Thursday, January 28, 2010

Say Yes to Nukes! (but only the kitchen kind)

I feel compelled to just go ahead and admit this right up front:  I am a Spoiled Modern Woman (in caps, because really, it should be a proud title, or an elite club--Ladies: can't survive without today's time-and-work-saving inventions?  You're one of us!)  I would never have succeeded in Colonial Times, with the cooking over a fire, and the beating clothes in a washtub, and the--ugh--outdoor "plumbing" (Hey, throw in a tent, and it sounds a lot like camping...which explains why I refuse to do that!)

You'll see, then, why Wednesday night's events were so...unsettling to me.  Our story begins innocently enough, with me puttering around the kitchen, preparing an exquisite meal for my family (Alright, it was frozen fish sticks and french fries. At least it was alliterative! Do I get points for that?)  I needed to steam some vegetables--in the microwave, naturally--so I put them in, closed the door, pushed the button...and instead of the familiar whir of power, there was a soft "pop!" And then, eerie silence. Apparently, that was the sound of a small appliance passing over to the Electronic Afterlife (where I hope mine spends some time in Purgatory--it had no business dying after less than 2 years!)

I stood in front of it, staring, hoping for some sign of revival.  But the interior lights were out, the display was dark, and no amount of repeated punching of the keypad, or plugging and unplugging, or even hauling it over to another outlet (on the off-chance it maybe wanted a different kind of electricity--what do I know, I was desperate!) would make it restart.  But there was no time for mourning; I had hungry boys to feed!  I retrieved the bowl of icy green beans from inside the microwave and...stood there, helpless, honestly wondering what I should do with them. (Completely random thought as my blithering brain was trying to come up with options:  I have to think like the Amish!  How to they thaw food?  Well, duh, they don't, since they don't have freezers...sigh... back to our Dinner Dilemma...)

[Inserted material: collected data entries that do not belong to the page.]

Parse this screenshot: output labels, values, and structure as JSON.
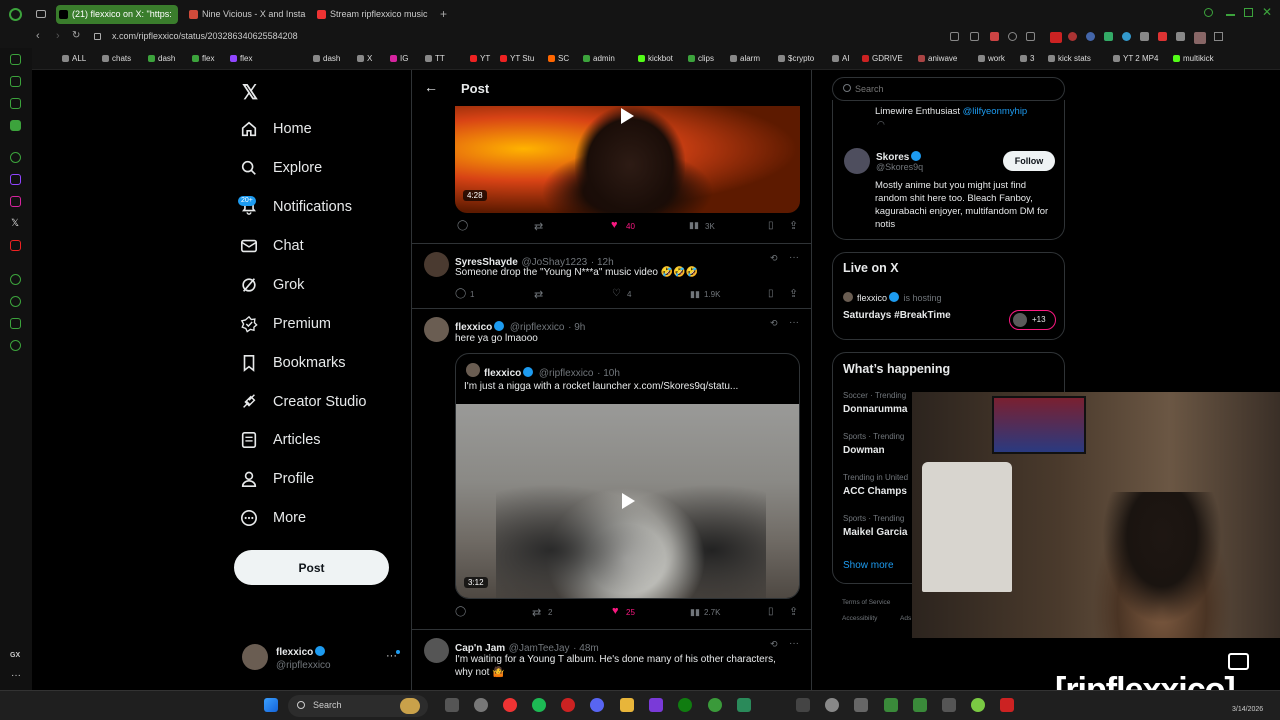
{
  "browser": {
    "tabs": [
      {
        "label": "(21) flexxico on X: \"https:",
        "active": true
      },
      {
        "label": "Nine Vicious - X and Insta",
        "active": false
      },
      {
        "label": "Stream ripflexxico music",
        "active": false
      }
    ],
    "url": "x.com/ripflexxico/status/2032863406255842​08",
    "bookmarks": [
      "ALL",
      "chats",
      "dash",
      "flex",
      "flex",
      "dash",
      "X",
      "IG",
      "TT",
      "YT",
      "YT Stu",
      "SC",
      "admin",
      "kickbot",
      "clips",
      "alarm",
      "$crypto",
      "AI",
      "GDRIVE",
      "aniwave",
      "work",
      "3",
      "kick stats",
      "YT 2 MP4",
      "multikick"
    ]
  },
  "nav": {
    "items": [
      "Home",
      "Explore",
      "Notifications",
      "Chat",
      "Grok",
      "Premium",
      "Bookmarks",
      "Creator Studio",
      "Articles",
      "Profile",
      "More"
    ],
    "notif_badge": "20+",
    "post_button": "Post",
    "account": {
      "name": "flexxico",
      "handle": "@ripflexxico"
    }
  },
  "header": {
    "title": "Post"
  },
  "video1": {
    "duration": "4:28",
    "likes": "40",
    "views": "3K"
  },
  "reply1": {
    "name": "SyresShayde",
    "handle": "@JoShay1223",
    "time": "· 12h",
    "text": "Someone drop the \"Young N***a\" music video 🤣🤣🤣",
    "replies": "1",
    "likes": "4",
    "views": "1.9K"
  },
  "reply2": {
    "name": "flexxico",
    "handle": "@ripflexxico",
    "time": "· 9h",
    "text": "here ya go lmaooo",
    "quote": {
      "name": "flexxico",
      "handle": "@ripflexxico",
      "time": "· 10h",
      "text": "I'm just a nigga with a rocket launcher  x.com/Skores9q/statu...",
      "duration": "3:12"
    },
    "retweets": "2",
    "likes": "25",
    "views": "2.7K"
  },
  "reply3": {
    "name": "Cap'n Jam",
    "handle": "@JamTeeJay",
    "time": "· 48m",
    "text": "I'm waiting for a Young T album. He's done many of his other characters, why not 🤷"
  },
  "sidebar": {
    "search_placeholder": "Search",
    "prev_follow": {
      "name": "Limewire Enthusiast",
      "handle": "@lilfyeonmyhip"
    },
    "follow": {
      "name": "Skores",
      "handle": "@Skores9q",
      "bio": "Mostly anime but you might just find random shit here too. Bleach Fanboy, kagurabachi enjoyer, multifandom DM for notis",
      "button": "Follow"
    },
    "live": {
      "title": "Live on X",
      "host": "flexxico",
      "host_note": "is hosting",
      "space": "Saturdays #BreakTime",
      "count": "+13"
    },
    "happening": {
      "title": "What’s happening",
      "trends": [
        {
          "context": "Soccer · Trending",
          "topic": "Donnarumma"
        },
        {
          "context": "Sports · Trending",
          "topic": "Dowman"
        },
        {
          "context": "Trending in United",
          "topic": "ACC Champs"
        },
        {
          "context": "Sports · Trending",
          "topic": "Maikel Garcia"
        }
      ],
      "show_more": "Show more"
    },
    "footer": [
      "Terms of Service",
      "Accessibility",
      "Ads"
    ]
  },
  "overlay": {
    "watermark": "[ripflexxico]"
  },
  "taskbar": {
    "search": "Search",
    "time": "3/14/2026"
  },
  "colors": {
    "accent": "#1d9bf0",
    "like": "#f91880",
    "bg": "#000000"
  }
}
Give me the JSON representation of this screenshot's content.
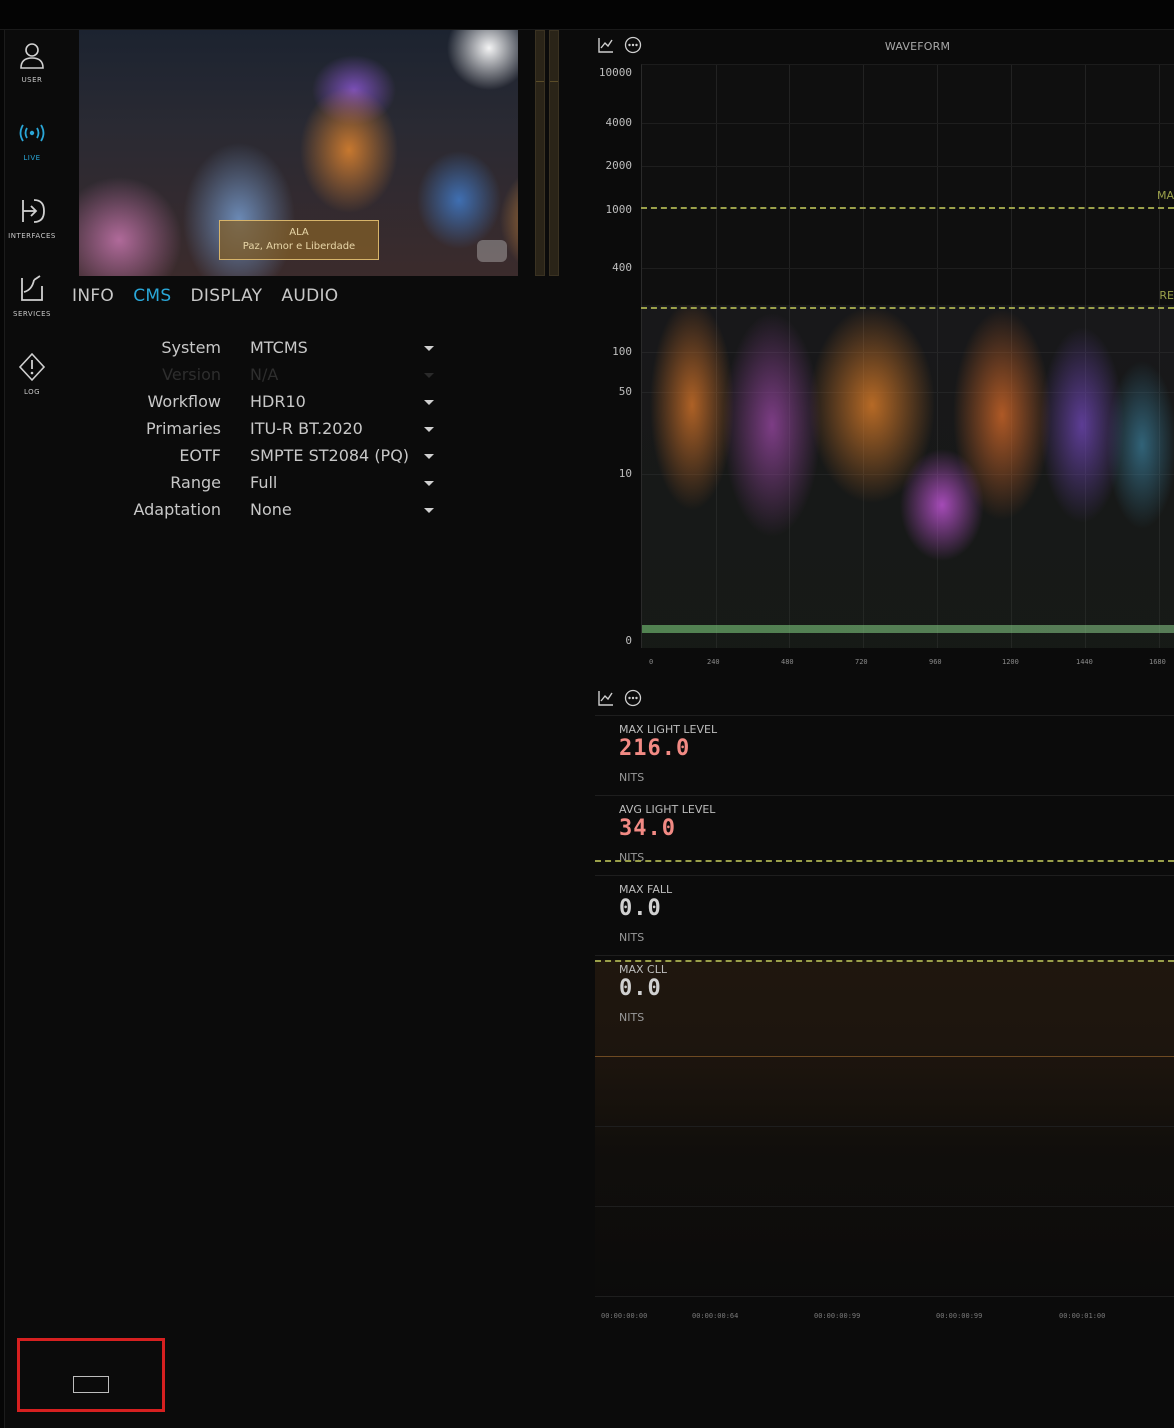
{
  "sidebar": {
    "items": [
      {
        "label": "USER",
        "icon": "user-icon"
      },
      {
        "label": "LIVE",
        "icon": "broadcast-icon",
        "active": true
      },
      {
        "label": "INTERFACES",
        "icon": "interfaces-icon"
      },
      {
        "label": "SERVICES",
        "icon": "services-icon"
      },
      {
        "label": "LOG",
        "icon": "warning-icon"
      }
    ]
  },
  "video": {
    "caption_line1": "ALA",
    "caption_line2": "Paz, Amor e Liberdade"
  },
  "tabs": [
    "INFO",
    "CMS",
    "DISPLAY",
    "AUDIO"
  ],
  "active_tab": "CMS",
  "cms": {
    "rows": [
      {
        "label": "System",
        "value": "MTCMS"
      },
      {
        "label": "Version",
        "value": "N/A",
        "disabled": true
      },
      {
        "label": "Workflow",
        "value": "HDR10"
      },
      {
        "label": "Primaries",
        "value": "ITU-R BT.2020"
      },
      {
        "label": "EOTF",
        "value": "SMPTE ST2084 (PQ)"
      },
      {
        "label": "Range",
        "value": "Full"
      },
      {
        "label": "Adaptation",
        "value": "None"
      }
    ]
  },
  "waveform": {
    "title": "WAVEFORM",
    "y_ticks": [
      "10000",
      "4000",
      "2000",
      "1000",
      "400",
      "100",
      "50",
      "10",
      "0"
    ],
    "x_ticks": [
      "0",
      "240",
      "480",
      "720",
      "960",
      "1200",
      "1440",
      "1680"
    ],
    "ref_labels": [
      "MA",
      "RE"
    ]
  },
  "stats": [
    {
      "label": "MAX LIGHT LEVEL",
      "value": "216.0",
      "unit": "NITS"
    },
    {
      "label": "AVG LIGHT LEVEL",
      "value": "34.0",
      "unit": "NITS"
    },
    {
      "label": "MAX FALL",
      "value": "0.0",
      "unit": "NITS"
    },
    {
      "label": "MAX CLL",
      "value": "0.0",
      "unit": "NITS"
    }
  ],
  "timeline": {
    "ticks": [
      "00:00:00:00",
      "00:00:00:64",
      "00:00:00:99",
      "00:00:00:99",
      "00:00:01:00"
    ]
  },
  "colors": {
    "accent": "#2aa7d8",
    "hot_value": "#f28a84",
    "reference_line": "#9aa04a",
    "highlight_box": "#d62020"
  }
}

Finally I realized I'd have to--gasp--boil water!  Oh, the inconvenience!  The waiting! The mess I made, scooping the beans (french-cut, therefore skinny) out of the hot water with a slotted spoon!  It was practically Dinner Theatre, it was so dramatic (or perhaps that was just my performance, wiping my brow and playing for sympathy from the crowd.  Didn't work; no tips.)

Fortunately, this is not Little House on the Prairie, where I would have to hitch the horses to the wagon, and ride half a day into town to purchase cooking supplies. So today--less than 24 hours after the Demise of the Microwave--I rushed to Target to replace it. Maybe that seems a little crazy to you, but it's wintertime, it's cold, and I may want tea later.  And I am NOT boiling a pot of water again! (So there!)